What’s With the Philippine Economy?

A disappointing quarter has some worrying about Manila’s prospects.

Over the past few years, the Philippines has emerged as one of the most vibrant economies in the world, shedding its old image as “the sick man of Asia.” Manila closed out last year as Asia’s second-fastest rising economy, after China, with a 6.1% growth rate.

Yet the first quarter statistics for 2015 are a bit worrying. According to the Philippine Statistics Authority, growth in the Philippine economy slowed in the first quarter of 2015 to 5.2%, its weakest level in three years and way below the 6.6% mark many had predicted.
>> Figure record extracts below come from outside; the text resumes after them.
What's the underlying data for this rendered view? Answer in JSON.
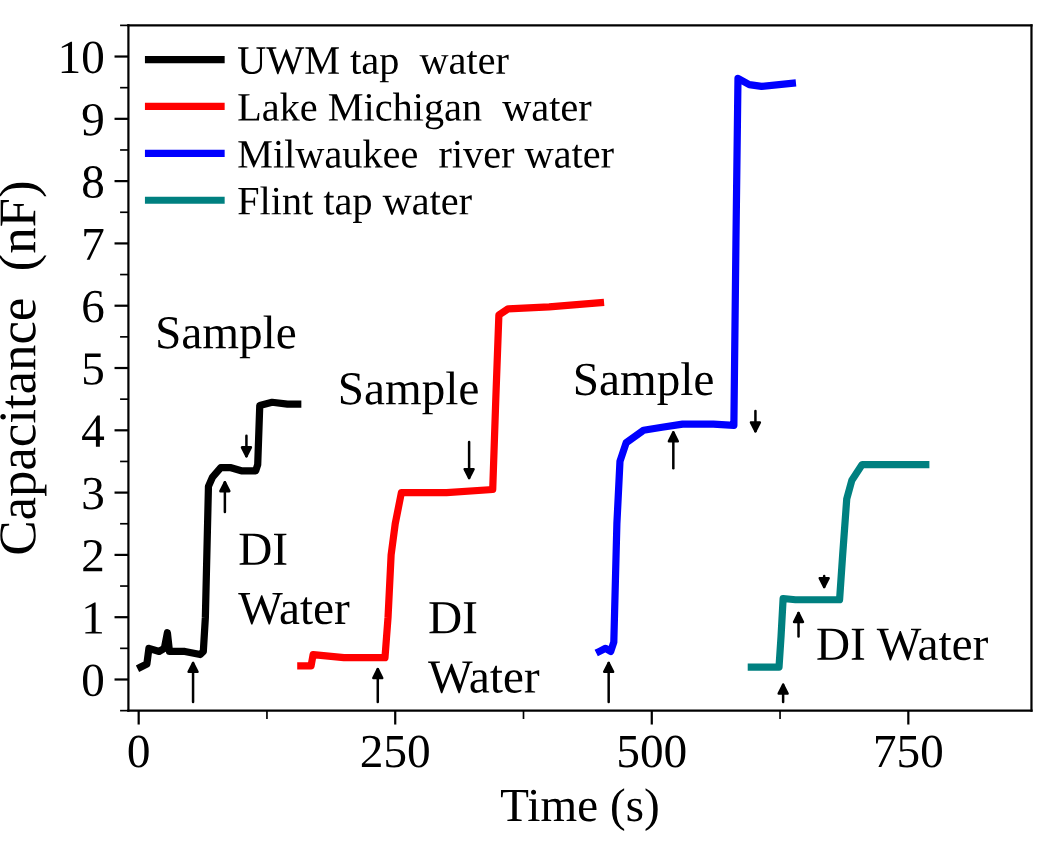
{
  "chart_data": {
    "type": "line",
    "xlabel": "Time (s)",
    "ylabel": "Capacitance  (nF)",
    "xlim": [
      -10,
      870
    ],
    "ylim": [
      -0.5,
      10.5
    ],
    "xticks": [
      0,
      250,
      500,
      750
    ],
    "yticks": [
      0,
      1,
      2,
      3,
      4,
      5,
      6,
      7,
      8,
      9,
      10
    ],
    "grid": false,
    "legend": "top left",
    "marker": "none",
    "line_style": "solid",
    "series": [
      {
        "name": "UWM tap  water",
        "color": "#000000",
        "x": [
          2,
          8,
          10,
          20,
          25,
          28,
          30,
          45,
          60,
          63,
          65,
          68,
          72,
          80,
          90,
          100,
          114,
          116,
          118,
          130,
          145,
          155
        ],
        "values": [
          0.2,
          0.25,
          0.5,
          0.45,
          0.5,
          0.75,
          0.45,
          0.45,
          0.4,
          0.45,
          1.0,
          3.1,
          3.25,
          3.4,
          3.4,
          3.35,
          3.35,
          3.45,
          4.4,
          4.45,
          4.42,
          4.42
        ]
      },
      {
        "name": "Lake Michigan  water",
        "color": "#ff0000",
        "x": [
          158,
          168,
          170,
          200,
          240,
          243,
          246,
          250,
          256,
          300,
          345,
          348,
          351,
          360,
          400,
          450
        ],
        "values": [
          0.22,
          0.22,
          0.4,
          0.35,
          0.35,
          1.0,
          2.0,
          2.5,
          3.0,
          3.0,
          3.05,
          4.5,
          5.85,
          5.95,
          5.98,
          6.05
        ]
      },
      {
        "name": "Milwaukee  river water",
        "color": "#0000ff",
        "x": [
          449,
          455,
          460,
          463,
          466,
          469,
          475,
          492,
          510,
          530,
          560,
          580,
          582,
          584,
          595,
          607,
          637
        ],
        "values": [
          0.45,
          0.5,
          0.45,
          0.6,
          2.5,
          3.5,
          3.8,
          4.0,
          4.05,
          4.1,
          4.1,
          4.08,
          7.0,
          9.65,
          9.55,
          9.52,
          9.57
        ]
      },
      {
        "name": "Flint tap water",
        "color": "#008080",
        "x": [
          597,
          624,
          626,
          628,
          640,
          683,
          686,
          690,
          695,
          705,
          730,
          767
        ],
        "values": [
          0.2,
          0.2,
          0.7,
          1.3,
          1.28,
          1.28,
          2.0,
          2.9,
          3.2,
          3.45,
          3.45,
          3.45
        ]
      }
    ],
    "annotations": [
      "Sample",
      "DI\nWater",
      "Sample",
      "DI\nWater",
      "Sample",
      "DI Water"
    ]
  }
}
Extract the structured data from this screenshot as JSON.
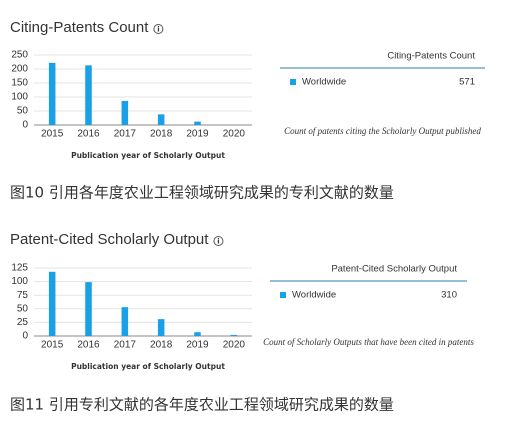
{
  "chart_data": [
    {
      "type": "bar",
      "title": "Citing-Patents Count",
      "xlabel": "Publication year of Scholarly Output",
      "categories": [
        "2015",
        "2016",
        "2017",
        "2018",
        "2019",
        "2020"
      ],
      "series": [
        {
          "name": "Worldwide",
          "color": "#1aa0e6",
          "values": [
            222,
            213,
            86,
            38,
            12,
            0
          ]
        }
      ],
      "ylim": [
        0,
        250
      ],
      "yticks": [
        0,
        50,
        100,
        150,
        200,
        250
      ],
      "grid": true,
      "panel_title": "Citing-Patents Count",
      "total": 571,
      "note": "Count of patents citing the Scholarly Output published",
      "caption": "图10 引用各年度农业工程领域研究成果的专利文献的数量"
    },
    {
      "type": "bar",
      "title": "Patent-Cited Scholarly Output",
      "xlabel": "Publication year of Scholarly Output",
      "categories": [
        "2015",
        "2016",
        "2017",
        "2018",
        "2019",
        "2020"
      ],
      "series": [
        {
          "name": "Worldwide",
          "color": "#1aa0e6",
          "values": [
            118,
            99,
            53,
            31,
            7,
            2
          ]
        }
      ],
      "ylim": [
        0,
        125
      ],
      "yticks": [
        0,
        25,
        50,
        75,
        100,
        125
      ],
      "grid": true,
      "panel_title": "Patent-Cited Scholarly Output",
      "total": 310,
      "note": "Count of Scholarly Outputs that have been cited in patents",
      "caption": "图11 引用专利文献的各年度农业工程领域研究成果的数量"
    }
  ]
}
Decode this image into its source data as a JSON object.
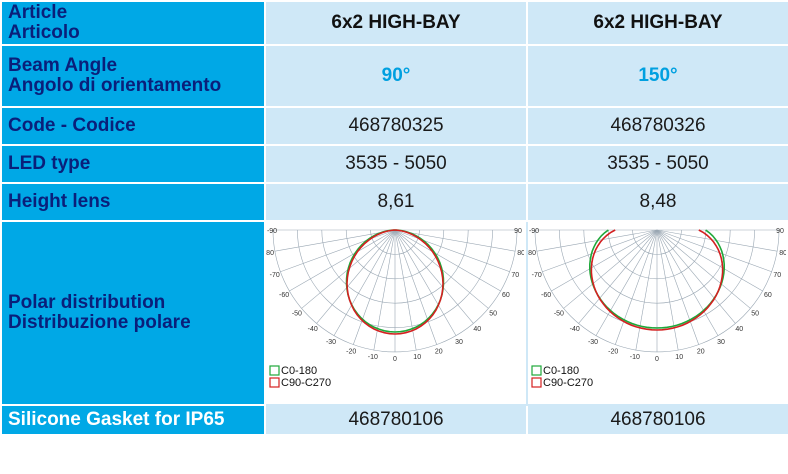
{
  "rows": {
    "article": {
      "label_en": "Article",
      "label_it": "Articolo",
      "values": [
        "6x2 HIGH-BAY",
        "6x2 HIGH-BAY"
      ]
    },
    "beam": {
      "label_en": "Beam Angle",
      "label_it": "Angolo di orientamento",
      "values": [
        "90°",
        "150°"
      ]
    },
    "code": {
      "label": "Code - Codice",
      "values": [
        "468780325",
        "468780326"
      ]
    },
    "led": {
      "label": "LED type",
      "values": [
        "3535 - 5050",
        "3535 - 5050"
      ]
    },
    "height": {
      "label": "Height lens",
      "values": [
        "8,61",
        "8,48"
      ]
    },
    "polar": {
      "label_en": "Polar distribution",
      "label_it": "Distribuzione polare"
    },
    "gasket": {
      "label": "Silicone Gasket for IP65",
      "values": [
        "468780106",
        "468780106"
      ]
    }
  },
  "polar_chart": {
    "angle_ticks": [
      "-90",
      "-80",
      "-70",
      "-60",
      "-50",
      "-40",
      "-30",
      "-20",
      "-10",
      "0",
      "10",
      "20",
      "30",
      "40",
      "50",
      "60",
      "70",
      "80",
      "90"
    ],
    "legend": [
      "C0-180",
      "C90-C270"
    ],
    "colors": {
      "c0": "#1fa83a",
      "c90": "#d42020",
      "grid": "#9aa7b3"
    }
  }
}
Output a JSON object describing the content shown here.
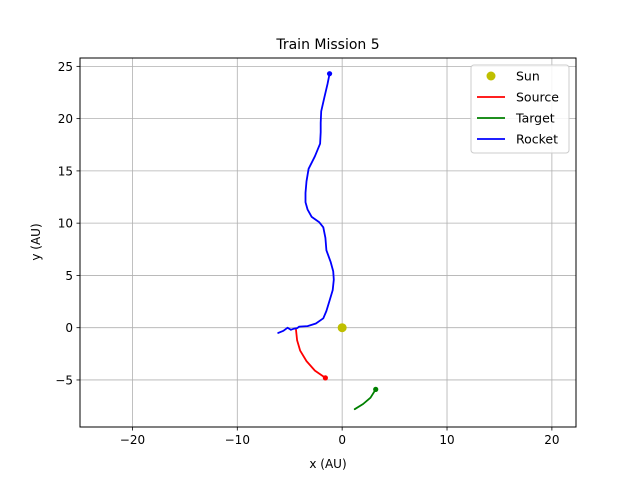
{
  "chart_data": {
    "type": "line",
    "title": "Train Mission 5",
    "xlabel": "x (AU)",
    "ylabel": "y (AU)",
    "xlim": [
      -25,
      22.3
    ],
    "ylim": [
      -9.5,
      25.8
    ],
    "xticks": [
      -20,
      -10,
      0,
      10,
      20
    ],
    "yticks": [
      -5,
      0,
      5,
      10,
      15,
      20,
      25
    ],
    "xtick_labels": [
      "−20",
      "−10",
      "0",
      "10",
      "20"
    ],
    "ytick_labels": [
      "−5",
      "0",
      "5",
      "10",
      "15",
      "20",
      "25"
    ],
    "grid": true,
    "legend_position": "top-right",
    "series": [
      {
        "name": "Sun",
        "kind": "marker",
        "color": "#bfbf00",
        "points": [
          [
            0,
            0
          ]
        ]
      },
      {
        "name": "Source",
        "kind": "line",
        "color": "#ff0000",
        "end_marker": true,
        "points": [
          [
            -4.4,
            -0.2
          ],
          [
            -4.3,
            -1.2
          ],
          [
            -4.0,
            -2.2
          ],
          [
            -3.4,
            -3.2
          ],
          [
            -2.6,
            -4.1
          ],
          [
            -1.6,
            -4.8
          ]
        ]
      },
      {
        "name": "Target",
        "kind": "line",
        "color": "#008000",
        "end_marker": true,
        "points": [
          [
            1.2,
            -7.8
          ],
          [
            2.0,
            -7.3
          ],
          [
            2.7,
            -6.7
          ],
          [
            3.2,
            -5.9
          ]
        ]
      },
      {
        "name": "Rocket",
        "kind": "line",
        "color": "#0000ff",
        "end_marker": true,
        "points": [
          [
            -6.1,
            -0.5
          ],
          [
            -5.6,
            -0.3
          ],
          [
            -5.2,
            0.0
          ],
          [
            -4.9,
            -0.2
          ],
          [
            -4.6,
            -0.1
          ],
          [
            -4.3,
            -0.05
          ],
          [
            -4.1,
            0.1
          ],
          [
            -3.3,
            0.15
          ],
          [
            -2.5,
            0.4
          ],
          [
            -1.8,
            0.9
          ],
          [
            -1.5,
            1.6
          ],
          [
            -1.2,
            2.6
          ],
          [
            -0.9,
            3.6
          ],
          [
            -0.8,
            4.6
          ],
          [
            -0.85,
            5.4
          ],
          [
            -1.1,
            6.3
          ],
          [
            -1.5,
            7.4
          ],
          [
            -1.6,
            8.6
          ],
          [
            -1.8,
            9.6
          ],
          [
            -2.2,
            10.1
          ],
          [
            -2.9,
            10.6
          ],
          [
            -3.3,
            11.3
          ],
          [
            -3.5,
            12.0
          ],
          [
            -3.5,
            12.9
          ],
          [
            -3.4,
            14.0
          ],
          [
            -3.2,
            15.2
          ],
          [
            -2.6,
            16.4
          ],
          [
            -2.1,
            17.6
          ],
          [
            -2.05,
            18.7
          ],
          [
            -2.05,
            19.6
          ],
          [
            -2.0,
            20.7
          ],
          [
            -1.7,
            22.0
          ],
          [
            -1.4,
            23.3
          ],
          [
            -1.2,
            24.3
          ]
        ]
      }
    ]
  }
}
The slowdown has been attributed to several factors. Exports dropped dramatically – growing just 1% on year compared with 12.8% in the fourth-quarter – amid declining external demand across some of Manila’s main trading partners such as Japan and China. Government spending was also quite low at 4.8%, nearly half what it was in the fourth quarter of last year.

The key question, though, is whether this is just a blip or the start of a slower growth trend for the rest of the year. Philippine officials are convinced that it is the former. The country’s economic planning chief, Arsenio Balisacan, says government spending and exports can be expected to pick up in the coming quarters. Philippine Finance Secretary Cesar Purisima also told CNBC that despite the focus on government spending, private sector figures were still quite encouraging in the first quarter. Investment also expanded significantly by around 10.1% on year, while household consumption also rose relative to the previous quarter.
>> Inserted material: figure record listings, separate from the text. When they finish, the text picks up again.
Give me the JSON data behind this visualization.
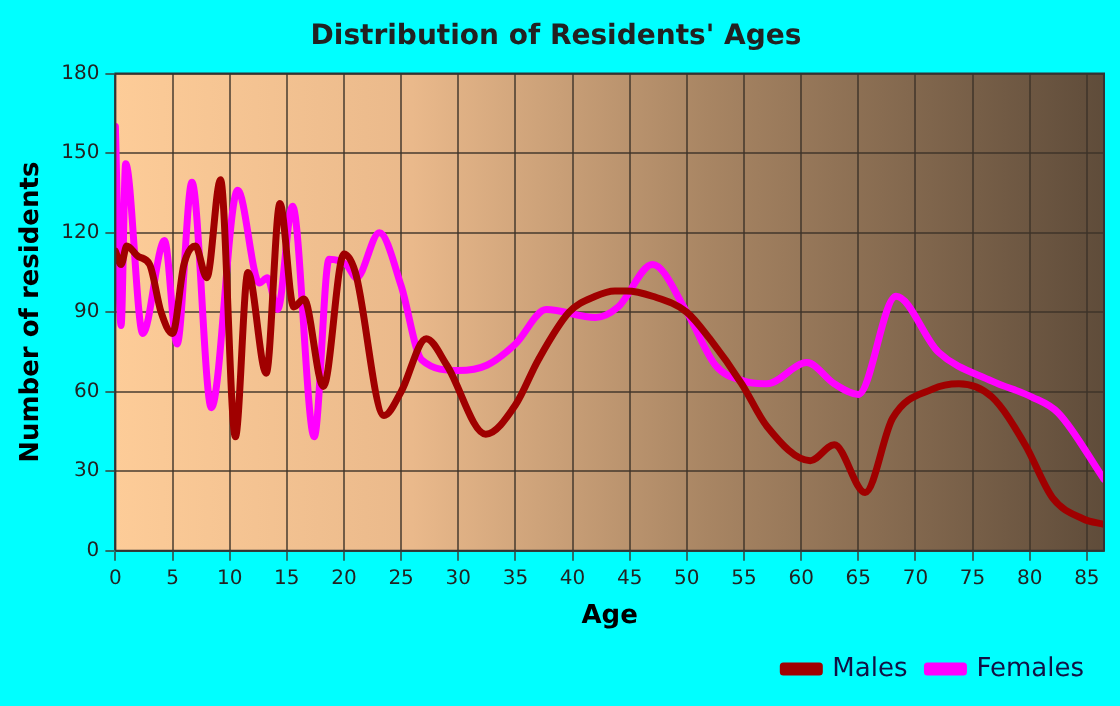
{
  "chart_data": {
    "type": "line",
    "title": "Distribution of Residents' Ages",
    "xlabel": "Age",
    "ylabel": "Number of residents",
    "xlim": [
      0,
      86.5
    ],
    "xticks": [
      0,
      5,
      10,
      15,
      20,
      25,
      30,
      35,
      40,
      45,
      50,
      55,
      60,
      65,
      70,
      75,
      80,
      85
    ],
    "ylim": [
      0,
      180
    ],
    "yticks": [
      0,
      30,
      60,
      90,
      120,
      150,
      180
    ],
    "grid": true,
    "legend": "bottom right",
    "marker": "none",
    "line_style": "solid",
    "series": [
      {
        "name": "Males",
        "color": "#a00000",
        "x": [
          0,
          0.5,
          1,
          2,
          3,
          4,
          5,
          6,
          7,
          8,
          9.2,
          10.5,
          11.6,
          13.2,
          14.4,
          15.6,
          16.5,
          18.2,
          20,
          21,
          23.5,
          25,
          27.2,
          29,
          32.4,
          35,
          37,
          39.7,
          42,
          43.7,
          44.7,
          47,
          50,
          52,
          54.8,
          57,
          60.8,
          62.9,
          65.6,
          68,
          71.5,
          73.8,
          76.7,
          79.6,
          82,
          84.7,
          86.5
        ],
        "values": [
          113,
          108,
          115,
          111,
          108,
          90,
          82,
          108,
          115,
          103,
          140,
          43,
          105,
          67,
          131,
          92,
          95,
          62,
          112,
          105,
          51,
          60,
          80,
          70,
          44,
          55,
          72,
          90,
          96,
          98,
          98,
          96,
          90,
          80,
          63,
          47,
          34,
          40,
          22,
          50,
          61,
          63,
          58,
          40,
          20,
          12,
          10
        ]
      },
      {
        "name": "Females",
        "color": "#ff00ff",
        "x": [
          0,
          0.5,
          0.9,
          2.4,
          4.3,
          5.4,
          6.7,
          8.4,
          10.7,
          12.6,
          13.3,
          14.2,
          15.5,
          17.4,
          18.7,
          20.2,
          21.1,
          23.1,
          25,
          26.8,
          30,
          32.5,
          35,
          37.7,
          42,
          44,
          47,
          50,
          52.5,
          55,
          57,
          60.5,
          62.9,
          65,
          68.3,
          72,
          76.7,
          80.2,
          82.5,
          86.5
        ],
        "values": [
          160,
          85,
          146,
          82,
          117,
          78,
          139,
          54,
          136,
          101,
          103,
          91,
          130,
          43,
          110,
          108,
          103,
          120,
          100,
          72,
          68,
          70,
          78,
          91,
          88,
          92,
          108,
          90,
          70,
          64,
          63,
          71,
          63,
          59,
          96,
          75,
          64,
          58,
          52,
          27
        ]
      }
    ]
  }
}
More generally, the fundamentals of the Philippine economy are quite strong. For instance, in a report released last month, the World Bank noted that strong remittances, falling oil prices, and upbeat consumer and business sentiments indicated strong growth for 2015. It suggested that a 6.5% growth was not out of reach.
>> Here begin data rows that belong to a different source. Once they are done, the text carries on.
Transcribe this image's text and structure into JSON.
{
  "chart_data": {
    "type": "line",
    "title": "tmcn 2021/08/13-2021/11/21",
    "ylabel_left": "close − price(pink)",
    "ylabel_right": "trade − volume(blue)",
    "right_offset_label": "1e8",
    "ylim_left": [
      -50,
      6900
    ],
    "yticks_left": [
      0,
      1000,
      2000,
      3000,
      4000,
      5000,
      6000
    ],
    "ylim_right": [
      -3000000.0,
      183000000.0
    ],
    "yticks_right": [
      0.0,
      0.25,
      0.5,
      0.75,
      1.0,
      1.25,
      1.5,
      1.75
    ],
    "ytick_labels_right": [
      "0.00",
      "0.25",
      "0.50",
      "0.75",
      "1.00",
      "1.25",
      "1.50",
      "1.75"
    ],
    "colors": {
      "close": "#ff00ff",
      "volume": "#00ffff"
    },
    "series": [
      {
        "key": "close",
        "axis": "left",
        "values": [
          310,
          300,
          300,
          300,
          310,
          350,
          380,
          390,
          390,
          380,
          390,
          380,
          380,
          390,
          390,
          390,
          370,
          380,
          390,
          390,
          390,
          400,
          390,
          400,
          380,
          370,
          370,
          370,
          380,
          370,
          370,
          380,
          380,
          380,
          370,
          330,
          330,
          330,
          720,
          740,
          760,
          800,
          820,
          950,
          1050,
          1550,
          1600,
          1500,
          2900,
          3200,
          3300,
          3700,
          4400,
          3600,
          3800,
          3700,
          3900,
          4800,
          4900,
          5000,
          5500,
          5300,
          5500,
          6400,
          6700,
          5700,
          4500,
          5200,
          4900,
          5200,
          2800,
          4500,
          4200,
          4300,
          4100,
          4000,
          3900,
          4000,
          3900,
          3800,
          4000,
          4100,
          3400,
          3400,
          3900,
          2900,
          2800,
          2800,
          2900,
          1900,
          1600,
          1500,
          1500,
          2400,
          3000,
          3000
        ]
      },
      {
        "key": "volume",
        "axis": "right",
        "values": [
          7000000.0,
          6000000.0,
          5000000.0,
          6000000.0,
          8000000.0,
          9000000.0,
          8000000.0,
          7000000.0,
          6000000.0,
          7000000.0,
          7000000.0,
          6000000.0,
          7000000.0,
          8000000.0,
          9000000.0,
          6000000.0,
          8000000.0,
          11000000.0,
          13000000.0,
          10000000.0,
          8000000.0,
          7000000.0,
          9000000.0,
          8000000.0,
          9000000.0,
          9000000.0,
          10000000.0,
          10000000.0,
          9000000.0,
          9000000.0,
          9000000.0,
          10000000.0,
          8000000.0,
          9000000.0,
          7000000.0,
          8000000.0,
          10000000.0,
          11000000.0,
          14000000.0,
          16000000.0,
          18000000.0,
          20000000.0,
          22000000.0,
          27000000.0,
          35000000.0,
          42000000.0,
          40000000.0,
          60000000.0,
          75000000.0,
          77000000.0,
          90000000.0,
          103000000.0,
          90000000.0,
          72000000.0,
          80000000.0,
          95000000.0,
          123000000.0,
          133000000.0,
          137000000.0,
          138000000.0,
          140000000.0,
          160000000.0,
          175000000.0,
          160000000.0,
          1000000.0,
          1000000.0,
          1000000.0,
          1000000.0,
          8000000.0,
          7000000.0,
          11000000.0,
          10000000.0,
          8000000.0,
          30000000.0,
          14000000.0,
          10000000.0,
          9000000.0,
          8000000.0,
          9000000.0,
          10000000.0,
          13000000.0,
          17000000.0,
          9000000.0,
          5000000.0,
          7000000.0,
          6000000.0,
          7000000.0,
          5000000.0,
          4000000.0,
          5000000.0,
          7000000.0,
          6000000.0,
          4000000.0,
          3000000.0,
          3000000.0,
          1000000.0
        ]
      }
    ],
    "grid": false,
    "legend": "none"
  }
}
But the report also warned of general risks to near-term growth, some of which played into the country’s sluggish first quarter in 2015. These include delays in the planned execution of the 2015 budget, delays in investment (in particular those under private-public partnership projects) and a tepid global economy. The lower 5.2% growth rate, and the underlying trends, make the government’s 7-8% growth forecast for 2015 – and even the World Bank’s lower 6.5% figure – look quite optimistic for now.